Improved cross-entropy importance sampling
Abstract
In probabilistic reliability analysis, the probability of failure (PF) can be estimated using various sampling methods. To enhance computational efficiency and variance reduction in the probability of failure estimation, different importance sampling (IS) techniques have been developed. The cross-entropy method is an adaptive importance sampling method that approaches an optimal importance sampling density by fitting a parametric distribution to sample near or within the failure domain. Although this method has shown good performance when compared to classical IS methods, it only uses a fraction of the evaluated samples, hence dismissing most of the limit state function evaluations.
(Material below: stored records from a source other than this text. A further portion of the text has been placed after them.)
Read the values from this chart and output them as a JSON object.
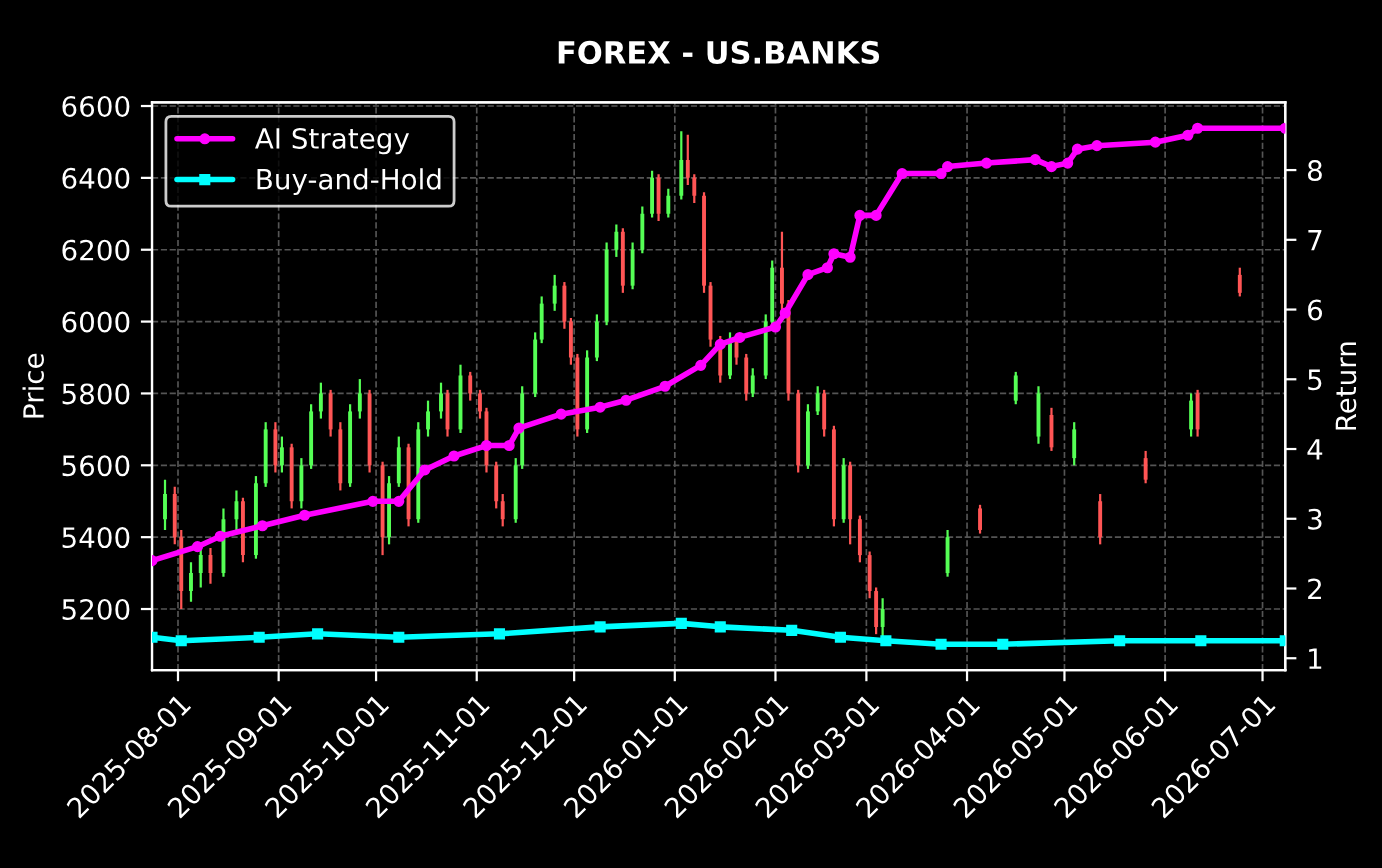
{
  "chart_data": {
    "type": "candlestick",
    "title": "FOREX - US.BANKS",
    "ylabel": "Price",
    "y2label": "Return",
    "x": [
      "2025-07-28",
      "2025-07-31",
      "2025-08-02",
      "2025-08-05",
      "2025-08-08",
      "2025-08-11",
      "2025-08-15",
      "2025-08-19",
      "2025-08-21",
      "2025-08-25",
      "2025-08-28",
      "2025-08-31",
      "2025-09-02",
      "2025-09-05",
      "2025-09-08",
      "2025-09-11",
      "2025-09-14",
      "2025-09-17",
      "2025-09-20",
      "2025-09-23",
      "2025-09-26",
      "2025-09-29",
      "2025-10-03",
      "2025-10-05",
      "2025-10-08",
      "2025-10-11",
      "2025-10-14",
      "2025-10-17",
      "2025-10-21",
      "2025-10-23",
      "2025-10-27",
      "2025-10-30",
      "2025-11-02",
      "2025-11-04",
      "2025-11-07",
      "2025-11-09",
      "2025-11-13",
      "2025-11-15",
      "2025-11-19",
      "2025-11-21",
      "2025-11-25",
      "2025-11-28",
      "2025-11-30",
      "2025-12-02",
      "2025-12-05",
      "2025-12-08",
      "2025-12-11",
      "2025-12-14",
      "2025-12-16",
      "2025-12-19",
      "2025-12-22",
      "2025-12-25",
      "2025-12-27",
      "2025-12-30",
      "2026-01-03",
      "2026-01-05",
      "2026-01-07",
      "2026-01-10",
      "2026-01-12",
      "2026-01-15",
      "2026-01-18",
      "2026-01-20",
      "2026-01-23",
      "2026-01-25",
      "2026-01-29",
      "2026-01-31",
      "2026-02-03",
      "2026-02-05",
      "2026-02-08",
      "2026-02-11",
      "2026-02-14",
      "2026-02-16",
      "2026-02-19",
      "2026-02-22",
      "2026-02-24",
      "2026-02-27",
      "2026-03-02",
      "2026-03-04",
      "2026-03-06",
      "2026-03-26",
      "2026-04-05",
      "2026-04-16",
      "2026-04-23",
      "2026-04-27",
      "2026-05-04",
      "2026-05-12",
      "2026-05-26",
      "2026-06-09",
      "2026-06-11",
      "2026-06-24"
    ],
    "ohlc": [
      [
        5450,
        5560,
        5420,
        5520
      ],
      [
        5520,
        5540,
        5380,
        5400
      ],
      [
        5400,
        5420,
        5200,
        5250
      ],
      [
        5250,
        5330,
        5220,
        5300
      ],
      [
        5300,
        5380,
        5260,
        5350
      ],
      [
        5350,
        5370,
        5270,
        5300
      ],
      [
        5300,
        5480,
        5290,
        5450
      ],
      [
        5450,
        5530,
        5420,
        5500
      ],
      [
        5500,
        5510,
        5330,
        5350
      ],
      [
        5350,
        5570,
        5340,
        5550
      ],
      [
        5550,
        5720,
        5540,
        5700
      ],
      [
        5700,
        5720,
        5580,
        5600
      ],
      [
        5600,
        5680,
        5580,
        5650
      ],
      [
        5650,
        5660,
        5480,
        5500
      ],
      [
        5500,
        5620,
        5480,
        5600
      ],
      [
        5600,
        5770,
        5590,
        5750
      ],
      [
        5750,
        5830,
        5730,
        5800
      ],
      [
        5800,
        5810,
        5680,
        5700
      ],
      [
        5700,
        5720,
        5530,
        5550
      ],
      [
        5550,
        5770,
        5540,
        5750
      ],
      [
        5750,
        5840,
        5730,
        5800
      ],
      [
        5800,
        5810,
        5580,
        5600
      ],
      [
        5600,
        5610,
        5350,
        5400
      ],
      [
        5400,
        5570,
        5380,
        5550
      ],
      [
        5550,
        5680,
        5540,
        5650
      ],
      [
        5650,
        5660,
        5430,
        5450
      ],
      [
        5450,
        5720,
        5440,
        5700
      ],
      [
        5700,
        5780,
        5680,
        5750
      ],
      [
        5750,
        5830,
        5730,
        5800
      ],
      [
        5800,
        5810,
        5680,
        5700
      ],
      [
        5700,
        5880,
        5690,
        5850
      ],
      [
        5850,
        5860,
        5780,
        5800
      ],
      [
        5800,
        5810,
        5730,
        5750
      ],
      [
        5750,
        5760,
        5580,
        5600
      ],
      [
        5600,
        5610,
        5480,
        5500
      ],
      [
        5500,
        5520,
        5430,
        5450
      ],
      [
        5450,
        5620,
        5440,
        5600
      ],
      [
        5600,
        5820,
        5590,
        5800
      ],
      [
        5800,
        5970,
        5790,
        5950
      ],
      [
        5950,
        6070,
        5940,
        6050
      ],
      [
        6050,
        6130,
        6030,
        6100
      ],
      [
        6100,
        6110,
        5980,
        6000
      ],
      [
        6000,
        6010,
        5880,
        5900
      ],
      [
        5900,
        5910,
        5680,
        5700
      ],
      [
        5700,
        5920,
        5690,
        5900
      ],
      [
        5900,
        6020,
        5890,
        6000
      ],
      [
        6000,
        6220,
        5990,
        6200
      ],
      [
        6200,
        6270,
        6180,
        6250
      ],
      [
        6250,
        6260,
        6080,
        6100
      ],
      [
        6100,
        6220,
        6090,
        6200
      ],
      [
        6200,
        6320,
        6190,
        6300
      ],
      [
        6300,
        6420,
        6290,
        6400
      ],
      [
        6400,
        6410,
        6280,
        6300
      ],
      [
        6300,
        6370,
        6290,
        6350
      ],
      [
        6350,
        6530,
        6340,
        6450
      ],
      [
        6450,
        6520,
        6380,
        6400
      ],
      [
        6400,
        6410,
        6330,
        6350
      ],
      [
        6350,
        6360,
        6080,
        6100
      ],
      [
        6100,
        6110,
        5930,
        5950
      ],
      [
        5950,
        5960,
        5830,
        5850
      ],
      [
        5850,
        5970,
        5840,
        5950
      ],
      [
        5950,
        5960,
        5880,
        5900
      ],
      [
        5900,
        5910,
        5780,
        5800
      ],
      [
        5800,
        5870,
        5790,
        5850
      ],
      [
        5850,
        6020,
        5840,
        6000
      ],
      [
        6000,
        6170,
        5990,
        6150
      ],
      [
        6150,
        6250,
        6030,
        6050
      ],
      [
        6050,
        6060,
        5780,
        5800
      ],
      [
        5800,
        5810,
        5580,
        5600
      ],
      [
        5600,
        5770,
        5590,
        5750
      ],
      [
        5750,
        5820,
        5740,
        5800
      ],
      [
        5800,
        5810,
        5680,
        5700
      ],
      [
        5700,
        5710,
        5430,
        5450
      ],
      [
        5450,
        5620,
        5440,
        5600
      ],
      [
        5600,
        5610,
        5380,
        5450
      ],
      [
        5450,
        5460,
        5330,
        5350
      ],
      [
        5350,
        5360,
        5230,
        5250
      ],
      [
        5250,
        5260,
        5130,
        5150
      ],
      [
        5150,
        5230,
        5120,
        5200
      ],
      [
        5300,
        5420,
        5290,
        5400
      ],
      [
        5480,
        5490,
        5410,
        5420
      ],
      [
        5780,
        5860,
        5770,
        5850
      ],
      [
        5680,
        5820,
        5660,
        5800
      ],
      [
        5740,
        5760,
        5640,
        5650
      ],
      [
        5620,
        5720,
        5600,
        5700
      ],
      [
        5500,
        5520,
        5380,
        5400
      ],
      [
        5620,
        5640,
        5550,
        5560
      ],
      [
        5700,
        5800,
        5680,
        5780
      ],
      [
        5800,
        5810,
        5680,
        5700
      ],
      [
        6130,
        6150,
        6070,
        6080
      ]
    ],
    "colors": [
      "#55ff55",
      "#ff5555",
      "#ff5555",
      "#55ff55",
      "#55ff55",
      "#ff5555",
      "#55ff55",
      "#55ff55",
      "#ff5555",
      "#55ff55",
      "#55ff55",
      "#ff5555",
      "#55ff55",
      "#ff5555",
      "#55ff55",
      "#55ff55",
      "#55ff55",
      "#ff5555",
      "#ff5555",
      "#55ff55",
      "#55ff55",
      "#ff5555",
      "#ff5555",
      "#55ff55",
      "#55ff55",
      "#ff5555",
      "#55ff55",
      "#55ff55",
      "#55ff55",
      "#ff5555",
      "#55ff55",
      "#ff5555",
      "#ff5555",
      "#ff5555",
      "#ff5555",
      "#ff5555",
      "#55ff55",
      "#55ff55",
      "#55ff55",
      "#55ff55",
      "#55ff55",
      "#ff5555",
      "#ff5555",
      "#ff5555",
      "#55ff55",
      "#55ff55",
      "#55ff55",
      "#55ff55",
      "#ff5555",
      "#55ff55",
      "#55ff55",
      "#55ff55",
      "#ff5555",
      "#55ff55",
      "#55ff55",
      "#ff5555",
      "#ff5555",
      "#ff5555",
      "#ff5555",
      "#ff5555",
      "#55ff55",
      "#ff5555",
      "#ff5555",
      "#55ff55",
      "#55ff55",
      "#55ff55",
      "#ff5555",
      "#ff5555",
      "#ff5555",
      "#55ff55",
      "#55ff55",
      "#ff5555",
      "#ff5555",
      "#55ff55",
      "#ff5555",
      "#ff5555",
      "#ff5555",
      "#ff5555",
      "#55ff55",
      "#55ff55",
      "#ff5555",
      "#55ff55",
      "#55ff55",
      "#ff5555",
      "#55ff55",
      "#ff5555",
      "#ff5555",
      "#55ff55",
      "#ff5555",
      "#ff5555"
    ],
    "series": [
      {
        "name": "AI Strategy",
        "type": "line",
        "axis": "y2",
        "color": "#ff00ff",
        "marker": "circle",
        "x": [
          "2025-07-24",
          "2025-08-07",
          "2025-08-14",
          "2025-08-27",
          "2025-09-09",
          "2025-09-30",
          "2025-10-08",
          "2025-10-16",
          "2025-10-25",
          "2025-11-04",
          "2025-11-11",
          "2025-11-14",
          "2025-11-27",
          "2025-12-09",
          "2025-12-17",
          "2025-12-29",
          "2026-01-09",
          "2026-01-15",
          "2026-01-21",
          "2026-02-01",
          "2026-02-04",
          "2026-02-11",
          "2026-02-17",
          "2026-02-19",
          "2026-02-24",
          "2026-02-27",
          "2026-03-04",
          "2026-03-12",
          "2026-03-24",
          "2026-03-26",
          "2026-04-07",
          "2026-04-22",
          "2026-04-27",
          "2026-05-02",
          "2026-05-05",
          "2026-05-11",
          "2026-05-29",
          "2026-06-08",
          "2026-06-11",
          "2026-07-08"
        ],
        "values": [
          2.4,
          2.6,
          2.75,
          2.9,
          3.05,
          3.25,
          3.25,
          3.7,
          3.9,
          4.05,
          4.05,
          4.3,
          4.5,
          4.6,
          4.7,
          4.9,
          5.2,
          5.5,
          5.6,
          5.75,
          5.95,
          6.5,
          6.6,
          6.8,
          6.75,
          7.35,
          7.35,
          7.95,
          7.95,
          8.05,
          8.1,
          8.15,
          8.05,
          8.1,
          8.3,
          8.35,
          8.4,
          8.5,
          8.6,
          8.6
        ]
      },
      {
        "name": "Buy-and-Hold",
        "type": "line",
        "axis": "y2",
        "color": "#00ffff",
        "marker": "square",
        "x": [
          "2025-07-24",
          "2025-08-02",
          "2025-08-26",
          "2025-09-13",
          "2025-10-08",
          "2025-11-08",
          "2025-12-09",
          "2026-01-03",
          "2026-01-15",
          "2026-02-06",
          "2026-02-21",
          "2026-03-07",
          "2026-03-24",
          "2026-04-12",
          "2026-05-18",
          "2026-06-12",
          "2026-07-08"
        ],
        "values": [
          1.3,
          1.25,
          1.3,
          1.35,
          1.3,
          1.35,
          1.45,
          1.5,
          1.45,
          1.4,
          1.3,
          1.25,
          1.2,
          1.2,
          1.25,
          1.25,
          1.25
        ]
      }
    ],
    "xlim": [
      "2025-07-24",
      "2026-07-08"
    ],
    "xticks": [
      "2025-08-01",
      "2025-09-01",
      "2025-10-01",
      "2025-11-01",
      "2025-12-01",
      "2026-01-01",
      "2026-02-01",
      "2026-03-01",
      "2026-04-01",
      "2026-05-01",
      "2026-06-01",
      "2026-07-01"
    ],
    "ylim": [
      5030,
      6610
    ],
    "yticks": [
      5200,
      5400,
      5600,
      5800,
      6000,
      6200,
      6400,
      6600
    ],
    "y2lim": [
      0.83,
      8.97
    ],
    "y2ticks": [
      1,
      2,
      3,
      4,
      5,
      6,
      7,
      8
    ],
    "grid": true,
    "legend": "top left"
  }
}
The improved cross entropy makes use of a dynamic, smooth indicator function approximation to improve computational efficiency. In this report, the improved cross entropy method is introduced and benchmarked for efficiency and performance against the standard cross entropy method and other importance sampling methods. As importance sampling density distribution families, Single-Gaussian and von Mises-
Fisher-Nakagami distributions are compared. The latter are particularly well suited for high-dimensional problems. The improved cross-entropy method shows comparable performance for the estimated mean and coefficient of variance of the PF, when compared to classical IS and the standard Single-Gaussian cross-entropy method. With the current implementation, the von Mises-Fisher-Nakagami distribution overall shows an inferior performance compared to the improved cross entropy method using Single-Gaussian densities.